Perjalanan pun usai. Rey telah sampai di depan rumah kesayangannya. Sejenak ia berdiam di depan pagar yang sudah terlihat tua itu. Bagaimana bisa ia sangat merindukan pagar besi yang sudah karatan di mana-mana yang kini berada di depannya? Bagaimana bisa jantungnya saat ini berdegup kencang tidak karuan padahal ia sudah berkali-kali bolak-balik pulang ke rumah? Bagaimana bisa ia ragu ingin melangkahkan kakinya untuk masuk atau tidak ke dalam rumah tersebut?

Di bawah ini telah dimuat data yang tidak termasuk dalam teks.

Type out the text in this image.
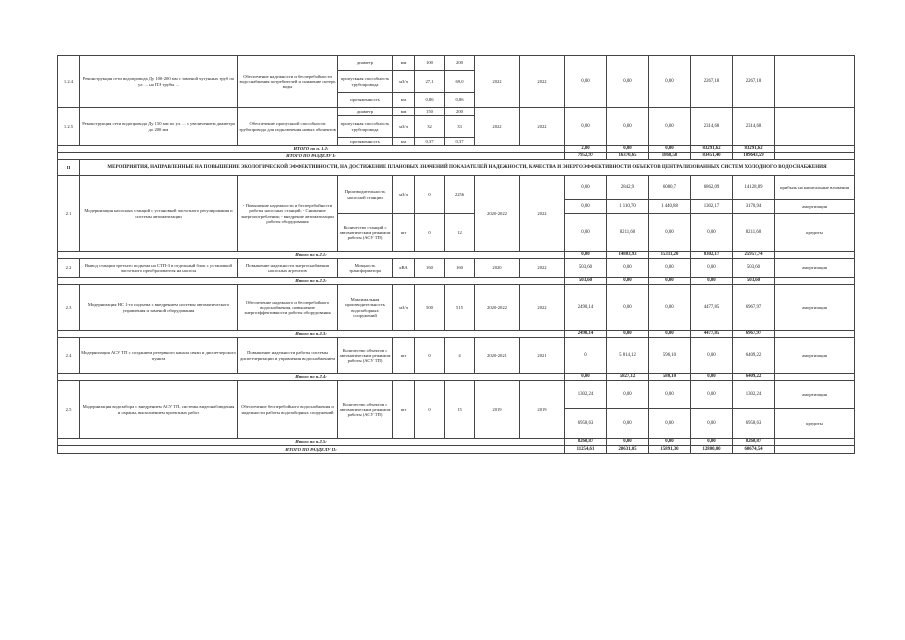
1.2.4	Реконструкция сети водопровода Ду 100-200 мм с заменой чугунных труб по ул. ... на ПЭ трубы ...	Обеспечение надежности и бесперебойности водоснабжения потребителей и снижение потерь воды	диаметр	мм	100	200	2022	2022	0,00	0,00	0,00	2267,18	2267,18	
			пропускная способность трубопровода	м3/ч	27,1	69,0								
			протяженность	км	0,86	0,86								
1.2.5	Реконструкция сети водопровода Ду 150 мм по ул. ... с увеличением диаметра до 200 мм	Обеспечение пропускной способности трубопровода для подключения новых абонентов	диаметр	мм	150	200	2022	2022	0,00	0,00	0,00	2314,68	2314,68	
			пропускная способность трубопровода	м3/ч	32	33								
			протяженность	км	0,37	0,37								
ИТОГО по п. 1.2:									2,00	0,00	0,00	83291,62	83291,62	
ИТОГО ПО РАЗДЕЛУ I:									7952,97	16370,65	1868,58	83451,40	109643,59	
II	МЕРОПРИЯТИЯ, НАПРАВЛЕННЫЕ НА ПОВЫШЕНИЕ ЭКОЛОГИЧЕСКОЙ ЭФФЕКТИВНОСТИ, НА ДОСТИЖЕНИЕ ПЛАНОВЫХ ЗНАЧЕНИЙ ПОКАЗАТЕЛЕЙ НАДЕЖНОСТИ, КАЧЕСТВА И ЭНЕРГОЭФФЕКТИВНОСТИ ОБЪЕКТОВ ЦЕНТРАЛИЗОВАННЫХ СИСТЕМ ХОЛОДНОГО ВОДОСНАБЖЕНИЯ													
2.1	Модернизация насосных станций с установкой частотного регулирования и системы автоматизации	- Повышение надежности и бесперебойности работы насосных станций; - Снижение энергопотребления; - внедрение автоматизации работы оборудования	Производительность насосной станции	м3/ч	0	2256	2020-2022	2022	0,00	2842,9	6080,7	6862,09	14128,89	прибыль на капитальные вложения
									0,00	1 110,70	1 440,88	1302,17	3170,94	амортизация
			Количество станций с автоматическим режимом работы (АСУ ТП)	шт	0	12			0,00	8211,60	0,00	0,00	8211,60	кредиты
Итого по п.2.1:									0,00	14803,93	15311,20	8302,17	25957,74	
2.2	Вывод станции третьего подъема на СТП-3 в отдельный блок с установкой частотного преобразователя на насосы	Повышение надежности энергоснабжения насосных агрегатов	Мощность трансформатора	кВА	160	160	2020	2022	503,60	0,00	0,00	0,00	503,60	амортизация
Итого по п.2.2:									503,60	0,00	0,00	0,00	503,60	
2.3	Модернизация НС 1-го подъема с внедрением системы автоматического управления и заменой оборудования	Обеспечение надежного и бесперебойного водоснабжения, повышение энергоэффективности работы оборудования	Максимальная производительность водозаборных сооружений	м3/ч	500	515	2020-2022	2022	2490,14	0,00	0,00	4477,85	6967,97	амортизация
Итого по п.2.3:									2490,14	0,00	0,00	4477,85	6967,97	
2.4	Модернизация АСУ ТП с созданием резервного канала связи и диспетчерского пункта	Повышение надежности работы системы диспетчеризации и управления водоснабжением	Количество объектов с автоматическим режимом работы (АСУ ТП)	шт	0	4	2020-2021	2021	0	5 814,12	596,10	0,00	6409,22	амортизация
Итого по п.2.4:									0,00	5827,12	580,10	0,00	6409,22	
2.5	Модернизация водозабора с внедрением АСУ ТП, системы видеонаблюдения и охраны, выполнением проектных работ	Обеспечение бесперебойного водоснабжения и надежности работы водозаборных сооружений	Количество объектов с автоматическим режимом работы (АСУ ТП)	шт	0	15	2019	2019	1302,24	0,00	0,00	0,00	1302,24	амортизация
									6958,63	0,00	0,00	0,00	6958,63	кредиты
Итого по п.2.5:									8260,87	0,00	0,00	0,00	8260,87	
ИТОГО ПО РАЗДЕЛУ II:									11254,61	20631,05	15891,30	12800,00	60674,54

Sepanjang perjalanan menuju rumah, saat Rey masih berada di dalam kereta, Rey terus memikirkan kata-kata apa yang cocok untuk mengawali pembicaraannya dengan kedua orang tuanya. Sudah seperti akan berbicara dengan HRD saja, gugupnya selangit.
Kaki itu akhirnya mulai melangkah. Satu langkah. Dua langkah. Tiga langkah, ia membuka pagar tersebut dengan sangat perlahan. Pelan seperti maling yang akan melancarkan aksinya. Pelan agar tak terdengar orang yang ada di dalam. Langkah keempat, lima, enam, sampai entah berapa langkah sudah ia tempuh dan akhirnya ia berhasil berdiri di depan pintu rumahnya. Tangannya mulai terangkat untuk mengetuk, tapi masih tertahan oleh sesuatu. Akhirnya tangan itu hanya mengambang tanpa berhasil mengetuk. Rey masih berpikir. Kebiasaan buruknya muncul lagi. Laki-laki itu selalu banyak berpikir sebelum bertindak, tidak seperti kekasihnya yang selalu bertindak dahulu dan mengenyampingkan hasilnya.
Cklek!
Tiba-tiba pintu terbuka, namun bukan Rey yang membuka pintu tersebut melainkan mamanya. Kedua pasang mata itu menyatu. Mereka berdua mematung untuk sejenak.
Rey mengerjapkan matanya dengan wajah datarnya seperti biasa. "Assalamualaikum, Ma." Tangannya yang tadi hanya diam melayang kini ia arahkan ke sang mama.
Si mama merasa syok atas kehadiran anak kesayangannya itu. Beberapa detik kemudian barulah mama sadar untuk sepenuhnya.